Desde o Quilombo de Zumbi dos Palmares, a luta é diária, na busca da equidade étnico-racial

 

A riqueza de considerável porção das famílias brasileiras deve-se à herança de quem habita em morros, periferias carentes de infraestruturas básicas, favelas, invasões e ruas; suscetíveis a todos os tipos de violências e exclusão. A sociedade brasileira presencia mais um “Novembro da Consciência Negra”, órfã de programa de governança de âmbito nacional, que contemple reparos à comunidade negra; em forma de distribuição da justiça social.

Nas consultas que você submeteu-se, em quantas foi atendido por um médico negro? O leitor consegue dizer, quando o Brasil teve como seu primeiro medalhista olímpico um nadador afrodescendente? Conhece o motivo pelo qual os nazistas perseguiram judeus, negros, deficientes físicos e homossexuais?

O racismo é a discriminação social fundamentada na cor da pele, sustentado na justificativa de hierarquia das raças. Vivemos fortes reflexos da escravidão no Brasil, nos dias atuais. Quando ocorreu a abolição da escravatura aquele pessoal não tinha para onde ir, eram analfabetos, em maioria. Foi-lhes negado o acesso à terra e aos meios de produção. Alguns “senhores” acolhiam as libertas com quem mantinham relações sexuais abusivas, promovendo a miscigenação. Aqui, a abolição foi tardia, irresponsável e imposta pela Europa, pois com a Revolução Industrial precisava conquistar maior mercado consumidor em outros continentes. Excluído do processo educacional, e privado de manifestar sua religiosidade de matriz africana, o negro marginalizou-se. Qual a população de negros, hoje no Brasil, de acordo com o IBGE? E, quantos entre estes são senadores da República?

Ao liberto, como moradia, restou-lhe os morros, a zona rural e periferias distantes. Esta realidade histórica se evidencia no percentual de afrodescendentes habitando em favelas, invasões e regiões desprovidas de mínimas condições sanitárias, abandonados pelo poder público. O cidadão, alienado, não acredita na possibilidade de vivenciar a distribuição da justiça social. Considerando utópica a narrativa que exalta a conquista do bem-estar e progresso. O sujeito é vítima de preconceito estrutural e institucional.

A condição do negro atualmente é lamentável. O leitor pode me questionar referente às cotas nas universidades e em concursos públicos, das políticas de inclusão. Afirmo que ações esporádicas e isoladas não irão debelar o problema em sua raiz.
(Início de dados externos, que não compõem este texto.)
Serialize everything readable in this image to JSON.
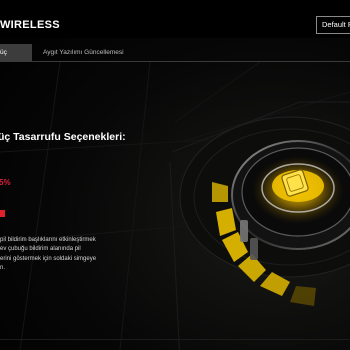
{
  "header": {
    "device_name": "WIRELESS",
    "profile_button": "Default P"
  },
  "tabs": [
    {
      "label": "üç",
      "active": true
    },
    {
      "label": "Aygıt Yazılımı Güncellemesi",
      "active": false
    }
  ],
  "main": {
    "section_title": "üç Tasarrufu Seçenekleri:",
    "percent_value": "5%",
    "description_lines": [
      "pil bildirim başlıklarını etkinleştirmek",
      "ev çubuğu bildirim alanında pil",
      "erini göstermek için soldaki simgeye",
      "n."
    ]
  },
  "colors": {
    "accent_red": "#e1202e",
    "accent_yellow": "#f2c200",
    "background": "#000000"
  },
  "icons": {
    "device_hero": "mouse-dock-icon"
  }
}
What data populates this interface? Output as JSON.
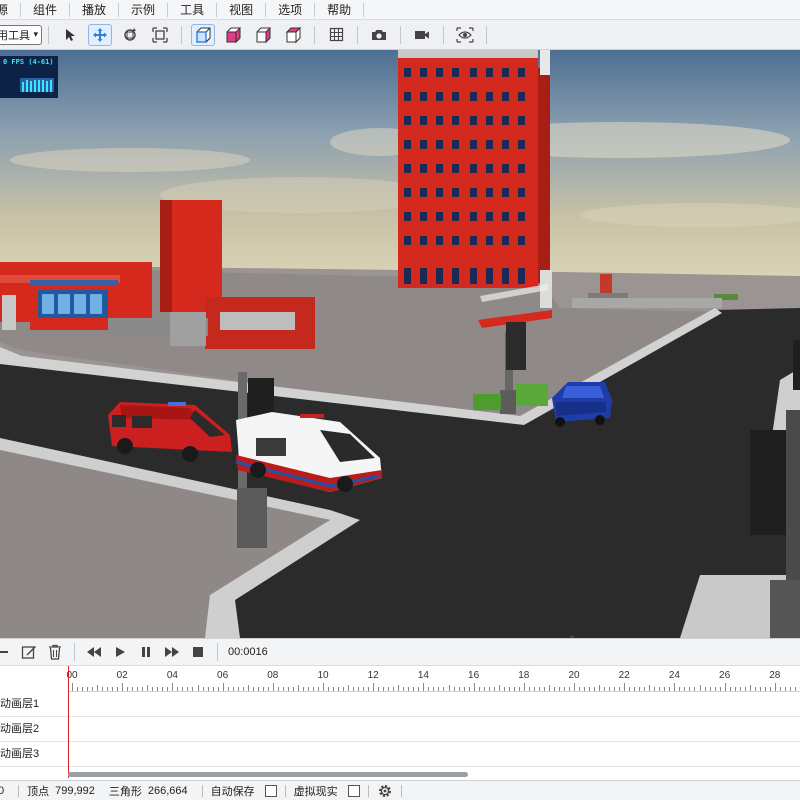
{
  "menu": {
    "items": [
      "源",
      "组件",
      "播放",
      "示例",
      "工具",
      "视图",
      "选项",
      "帮助"
    ]
  },
  "toolbar": {
    "tool_select_value": "用工具",
    "tools": [
      {
        "name": "select-tool-button",
        "icon": "pointer-icon",
        "active": false
      },
      {
        "name": "move-tool-button",
        "icon": "move-icon",
        "active": true
      },
      {
        "name": "rotate-tool-button",
        "icon": "rotate-icon",
        "active": false
      },
      {
        "name": "scale-tool-button",
        "icon": "scale-icon",
        "active": false
      },
      {
        "name": "view-cube-front-button",
        "icon": "cube-front-icon",
        "active": true
      },
      {
        "name": "view-cube-pink-button",
        "icon": "cube-pink-icon",
        "active": false
      },
      {
        "name": "view-cube-side-button",
        "icon": "cube-side-icon",
        "active": false
      },
      {
        "name": "view-cube-top-button",
        "icon": "cube-top-icon",
        "active": false
      },
      {
        "name": "grid-button",
        "icon": "grid-icon",
        "active": false
      },
      {
        "name": "screenshot-button",
        "icon": "camera-icon",
        "active": false
      },
      {
        "name": "record-button",
        "icon": "video-camera-icon",
        "active": false
      },
      {
        "name": "preview-button",
        "icon": "eye-icon",
        "active": false
      }
    ]
  },
  "viewport": {
    "fps_text": "0 FPS (4-61)"
  },
  "timeline_toolbar": {
    "time": "00:0016"
  },
  "timeline": {
    "ruler_labels": [
      "00",
      "02",
      "04",
      "06",
      "08",
      "10",
      "12",
      "14",
      "16",
      "18",
      "20",
      "22",
      "24",
      "26",
      "28"
    ],
    "layers": [
      "动画层1",
      "动画层2",
      "动画层3"
    ]
  },
  "status": {
    "first_value": "0",
    "vertices_label": "顶点",
    "vertices_value": "799,992",
    "triangles_label": "三角形",
    "triangles_value": "266,664",
    "autosave_label": "自动保存",
    "vr_label": "虚拟现实"
  },
  "colors": {
    "accent": "#2d7fe6",
    "playhead": "#e02020",
    "building_red": "#d6291d",
    "road": "#2b2b2b"
  }
}
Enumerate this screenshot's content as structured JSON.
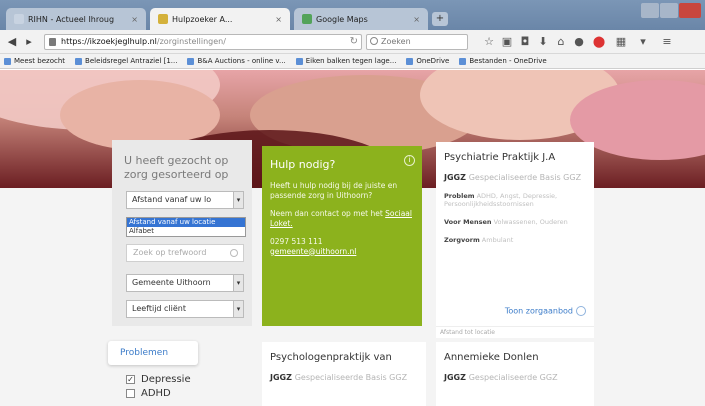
{
  "browser": {
    "tabs": [
      {
        "title": "RIHN - Actueel Ihroug",
        "active": false
      },
      {
        "title": "Hulpzoeker A...",
        "active": true
      },
      {
        "title": "Google Maps",
        "active": false
      }
    ],
    "url_host": "https://ikzoekjeglhulp.nl",
    "url_path": "/zorginstellingen/",
    "search_placeholder": "Zoeken",
    "bookmarks": [
      "Meest bezocht",
      "Beleidsregel Antraziel [1...",
      "B&A Auctions - online v...",
      "Eiken balken tegen lage...",
      "OneDrive",
      "Bestanden - OneDrive"
    ]
  },
  "sidebar": {
    "heading": "U heeft gezocht op zorg gesorteerd op",
    "sort_value": "Afstand vanaf uw lo",
    "dropdown_options": [
      "Afstand vanaf uw locatie",
      "Alfabet"
    ],
    "keyword_placeholder": "Zoek op trefwoord",
    "municipality": "Gemeente Uithoorn",
    "age": "Leeftijd cliënt"
  },
  "filters": {
    "label": "Problemen",
    "items": [
      {
        "label": "Depressie",
        "checked": true
      },
      {
        "label": "ADHD",
        "checked": false
      }
    ]
  },
  "help_card": {
    "title": "Hulp nodig?",
    "text1": "Heeft u hulp nodig bij de juiste en passende zorg in Uithoorn?",
    "text2_prefix": "Neem dan contact op met het",
    "text2_link": "Sociaal Loket.",
    "phone": "0297 513 111",
    "email": "gemeente@uithoorn.nl",
    "info_glyph": "i"
  },
  "results": [
    {
      "name": "Psychiatrie Praktijk J.A",
      "category": "JGGZ",
      "category_sub": "Gespecialiseerde Basis GGZ",
      "fields": [
        {
          "label": "Problem",
          "value": "ADHD, Angst, Depressie, Persoonlijkheidsstoornissen"
        },
        {
          "label": "Voor Mensen",
          "value": "Volwassenen, Ouderen"
        },
        {
          "label": "Zorgvorm",
          "value": "Ambulant"
        }
      ],
      "more": "Toon zorgaanbod",
      "footer": "Afstand tot locatie"
    },
    {
      "name": "Psychologenpraktijk van",
      "category": "JGGZ",
      "category_sub": "Gespecialiseerde Basis GGZ"
    },
    {
      "name": "Annemieke Donlen",
      "category": "JGGZ",
      "category_sub": "Gespecialiseerde GGZ"
    }
  ]
}
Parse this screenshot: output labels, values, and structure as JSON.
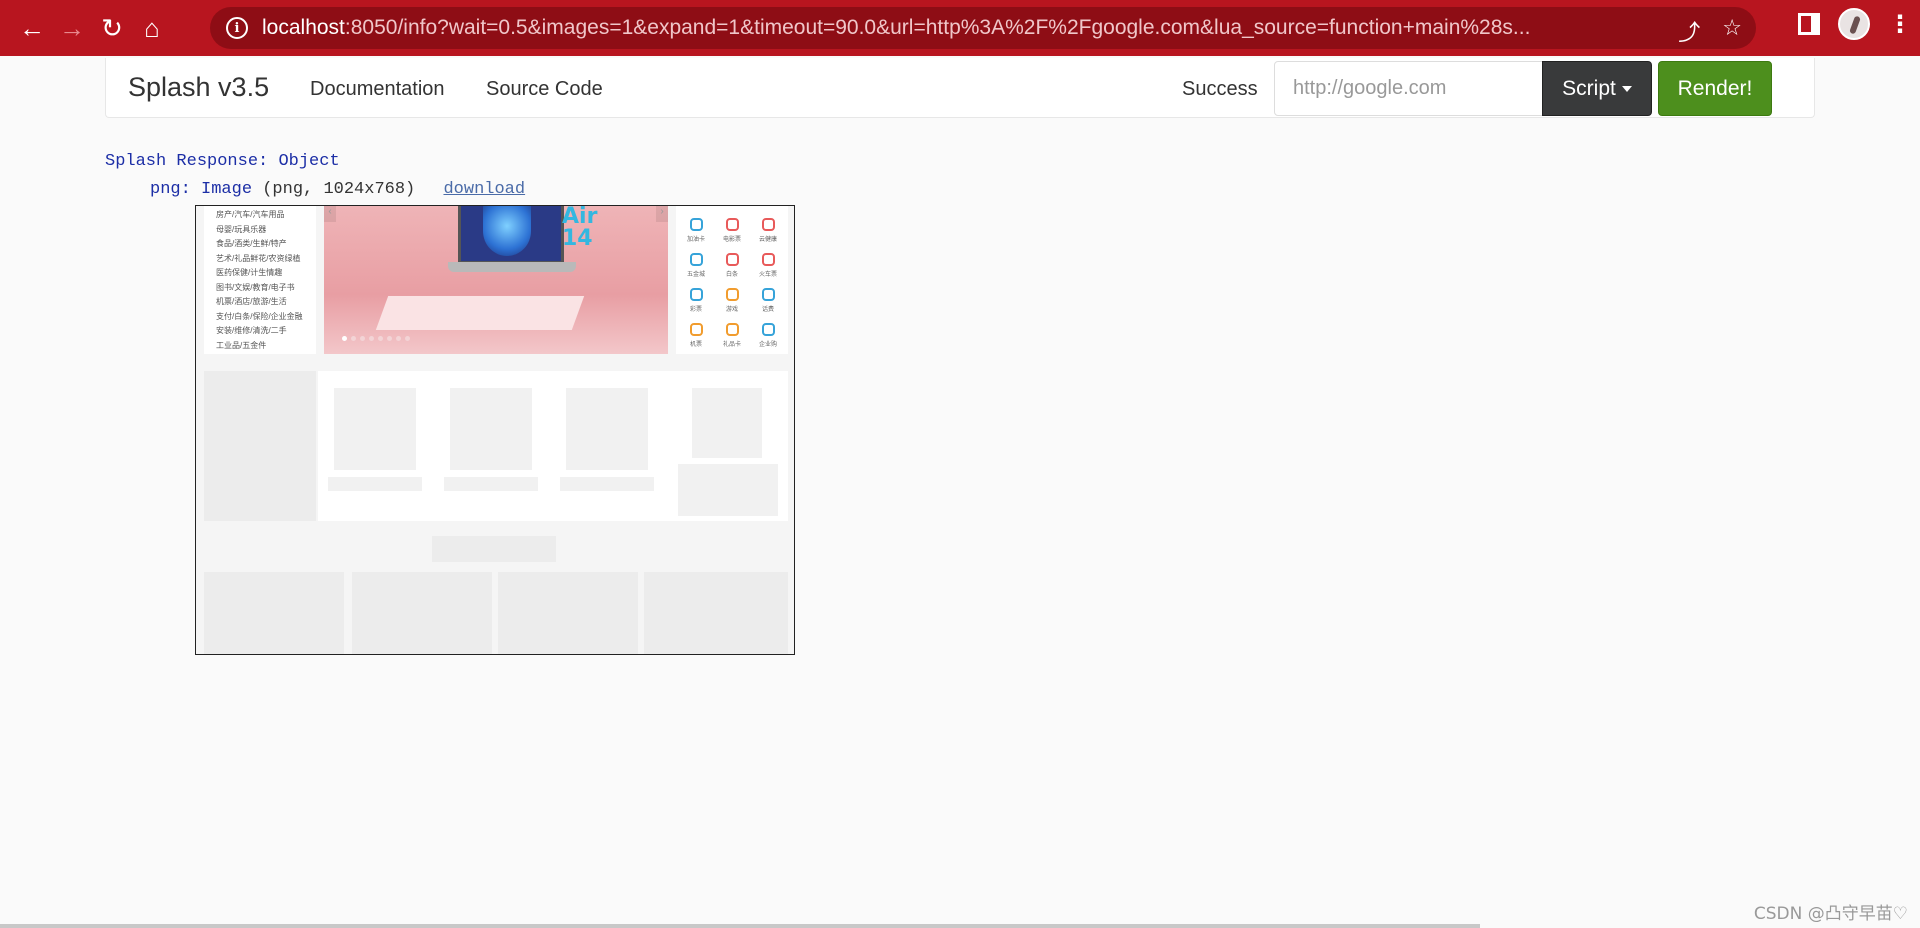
{
  "browser": {
    "url_host": "localhost",
    "url_rest": ":8050/info?wait=0.5&images=1&expand=1&timeout=90.0&url=http%3A%2F%2Fgoogle.com&lua_source=function+main%28s..."
  },
  "navbar": {
    "brand": "Splash v3.5",
    "links": [
      "Documentation",
      "Source Code"
    ],
    "status": "Success",
    "url_placeholder": "http://google.com",
    "script_label": "Script",
    "render_label": "Render!"
  },
  "response": {
    "title_key": "Splash Response:",
    "title_type": "Object",
    "png_key": "png:",
    "png_type": "Image",
    "png_meta": "(png, 1024x768)",
    "download_label": "download"
  },
  "preview": {
    "categories": [
      "房产/汽车/汽车用品",
      "母婴/玩具乐器",
      "食品/酒类/生鲜/特产",
      "艺术/礼品鲜花/农资绿植",
      "医药保健/计生情趣",
      "图书/文娱/教育/电子书",
      "机票/酒店/旅游/生活",
      "支付/白条/保险/企业金融",
      "安装/维修/清洗/二手",
      "工业品/五金件"
    ],
    "banner_text": "Air 14",
    "services": [
      {
        "label": "加油卡",
        "color": "blue"
      },
      {
        "label": "电影票",
        "color": "red"
      },
      {
        "label": "云健康",
        "color": "red"
      },
      {
        "label": "五金城",
        "color": "blue"
      },
      {
        "label": "白条",
        "color": "red"
      },
      {
        "label": "火车票",
        "color": "red"
      },
      {
        "label": "彩票",
        "color": "blue"
      },
      {
        "label": "游戏",
        "color": "orange"
      },
      {
        "label": "话费",
        "color": "blue"
      },
      {
        "label": "机票",
        "color": "orange"
      },
      {
        "label": "礼品卡",
        "color": "orange"
      },
      {
        "label": "企业购",
        "color": "blue"
      }
    ]
  },
  "watermark": "CSDN @凸守早苗♡"
}
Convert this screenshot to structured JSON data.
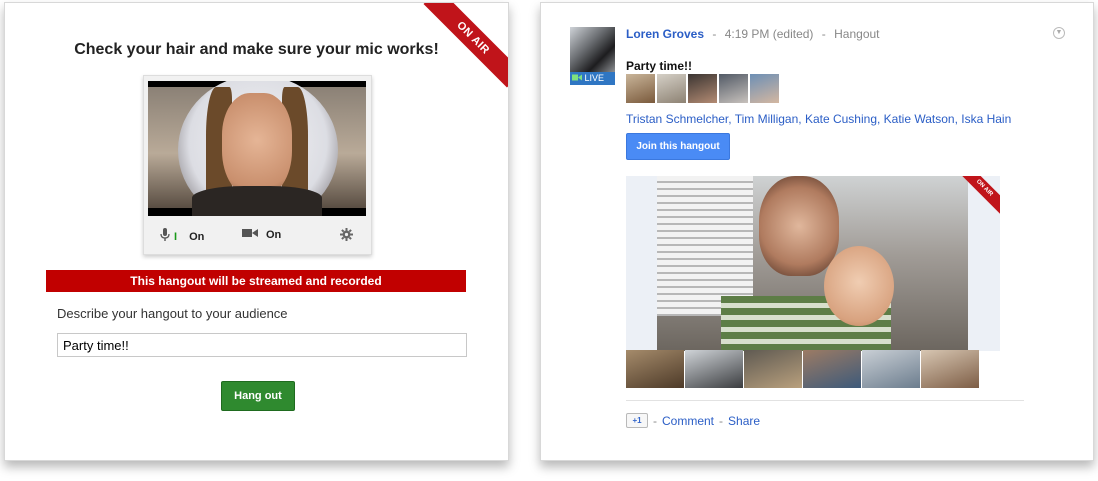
{
  "left": {
    "onair_label": "ON AIR",
    "heading": "Check your hair and make sure your mic works!",
    "mic_level": "I",
    "mic_state": "On",
    "camera_state": "On",
    "banner": "This hangout will be streamed and recorded",
    "describe_label": "Describe your hangout to your audience",
    "describe_value": "Party time!!",
    "hangout_button": "Hang out"
  },
  "right": {
    "live_badge": "LIVE",
    "author": "Loren Groves",
    "time": "4:19 PM (edited)",
    "post_type": "Hangout",
    "title": "Party time!!",
    "participants": "Tristan Schmelcher, Tim Milligan, Kate Cushing, Katie Watson, Iska Hain",
    "join_button": "Join this hangout",
    "video_onair_label": "ON AIR",
    "plus_one": "+1",
    "comment": "Comment",
    "share": "Share",
    "sep": "-"
  },
  "colors": {
    "onair_red": "#c0141a",
    "banner_red": "#c10000",
    "hangout_green": "#2f8a2f",
    "join_blue": "#4a8bf5",
    "link_blue": "#2b5ec6"
  }
}
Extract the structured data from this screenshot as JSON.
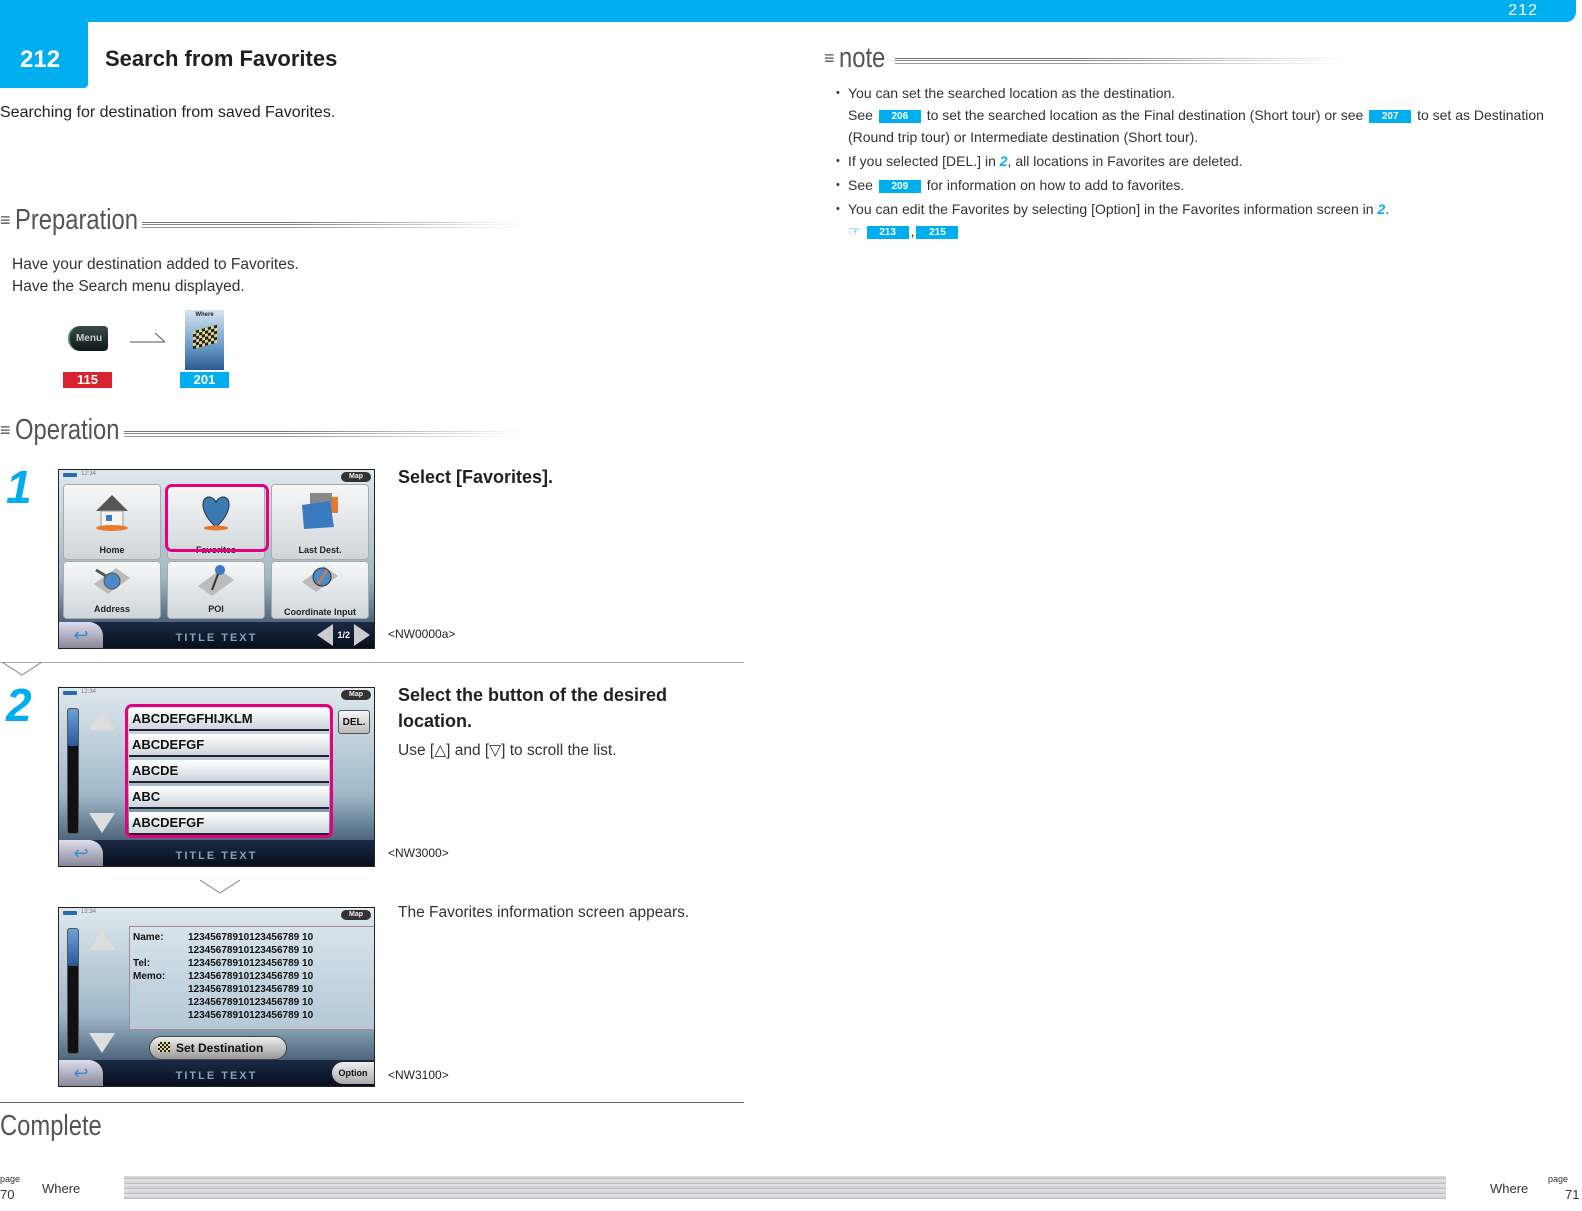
{
  "header": {
    "page_label": "212",
    "chapter_number": "212",
    "title": "Search from Favorites",
    "subtitle": "Searching for destination from saved Favorites."
  },
  "preparation": {
    "heading": "Preparation",
    "lines": [
      "Have your destination added to Favorites.",
      "Have the Search menu displayed."
    ],
    "menu_button": "Menu",
    "where_icon_label": "Where",
    "refs": [
      {
        "label": "115",
        "color": "#d7232f"
      },
      {
        "label": "201",
        "color": "#00aeef"
      }
    ]
  },
  "operation": {
    "heading": "Operation",
    "steps": [
      {
        "number": "1",
        "title": "Select [Favorites].",
        "screen_code": "<NW0000a>",
        "screen": {
          "clock": "12:34",
          "map_button": "Map",
          "tiles": [
            "Home",
            "Favorites",
            "Last Dest.",
            "Address",
            "POI",
            "Coordinate Input"
          ],
          "highlighted": "Favorites",
          "title_text": "TITLE TEXT",
          "pager": "1/2"
        }
      },
      {
        "number": "2",
        "title": "Select the button of the desired location.",
        "desc_prefix": "Use [",
        "desc_up": "△",
        "desc_mid": "] and [",
        "desc_down": "▽",
        "desc_suffix": "] to scroll the list.",
        "screen_code": "<NW3000>",
        "screen": {
          "clock": "12:34",
          "map_button": "Map",
          "list": [
            "ABCDEFGFHIJKLM",
            "ABCDEFGF",
            "ABCDE",
            "ABC",
            "ABCDEFGF"
          ],
          "del_button": "DEL.",
          "title_text": "TITLE TEXT",
          "scroll_position": 0.3
        }
      },
      {
        "result": "The Favorites information screen appears.",
        "screen_code": "<NW3100>",
        "screen": {
          "clock": "12:34",
          "map_button": "Map",
          "rows": [
            {
              "key": "Name:",
              "value": "12345678910123456789 10"
            },
            {
              "key": "",
              "value": "12345678910123456789 10"
            },
            {
              "key": "Tel:",
              "value": "12345678910123456789 10"
            },
            {
              "key": "Memo:",
              "value": "12345678910123456789 10"
            },
            {
              "key": "",
              "value": "12345678910123456789 10"
            },
            {
              "key": "",
              "value": "12345678910123456789 10"
            },
            {
              "key": "",
              "value": "12345678910123456789 10"
            }
          ],
          "set_destination": "Set Destination",
          "option_button": "Option",
          "title_text": "TITLE TEXT",
          "scroll_position": 0.3
        }
      }
    ],
    "complete": "Complete"
  },
  "note": {
    "heading": "note",
    "items": [
      {
        "parts": [
          "You can set the searched location as the destination."
        ]
      },
      {
        "see": "See",
        "ref1": "206",
        "mid": "to set the searched location as the Final destination (Short tour) or see",
        "ref2": "207",
        "end": "to set as Destination (Round trip tour) or Intermediate destination (Short tour)."
      },
      {
        "pre": "If you selected [DEL.] in",
        "step": "2",
        "post": ", all locations in Favorites are deleted."
      },
      {
        "pre": "See",
        "ref": "209",
        "post": "for information on how to add to favorites."
      },
      {
        "pre": "You can edit the Favorites by selecting [Option] in the Favorites information screen in",
        "step": "2",
        "post": ".",
        "refs": [
          "213",
          "215"
        ]
      }
    ]
  },
  "footer": {
    "left_page_label": "page",
    "left_page": "70",
    "left_section": "Where",
    "right_page_label": "page",
    "right_page": "71",
    "right_section": "Where"
  },
  "colors": {
    "accent": "#00aeef",
    "red_ref": "#d7232f",
    "highlight": "#e6007e"
  }
}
Há o preconceito internalizado, vivo no íntimo do indivíduo, configurando racismo estrutural. As piadinhas referentes à raça são fixas no subconsciente coletivo. Ditos tipo: “Para um negro, você até que é bonito”. O preconceito flui pelas vias mais sutis possíveis. O elemento não tem preconceito algum; e, se a filha lhe apresentar o namorado negrão?! Nas primeiras décadas do século XX, alguns dos grandes clubes de futebol brasileiros não aceitavam negros em seus quadros de jogadores, caracterizando o racismo institucional. A análise da índole está atrelada ao teor de melanina no corpo da pessoa.

O panorama atual requer trabalho pedagógico nas escolas de educação infantil, campanhas publicitárias em vários meios de comunicação, apresentando a igualdade racial como tema, e ações focadas em políticas públicas direcionadas ao inconsciente da massa. É crucial buscar o direito na lei para punir seres que praticam e/ou incitam a intolerância. Legislação existe, as autoridades constituídas e a militância negra devem se posicionar repudiando qualquer espécie de discriminação. A notoriedade negativa de certos casos ainda representa pequena parcela do racismo brasileiro.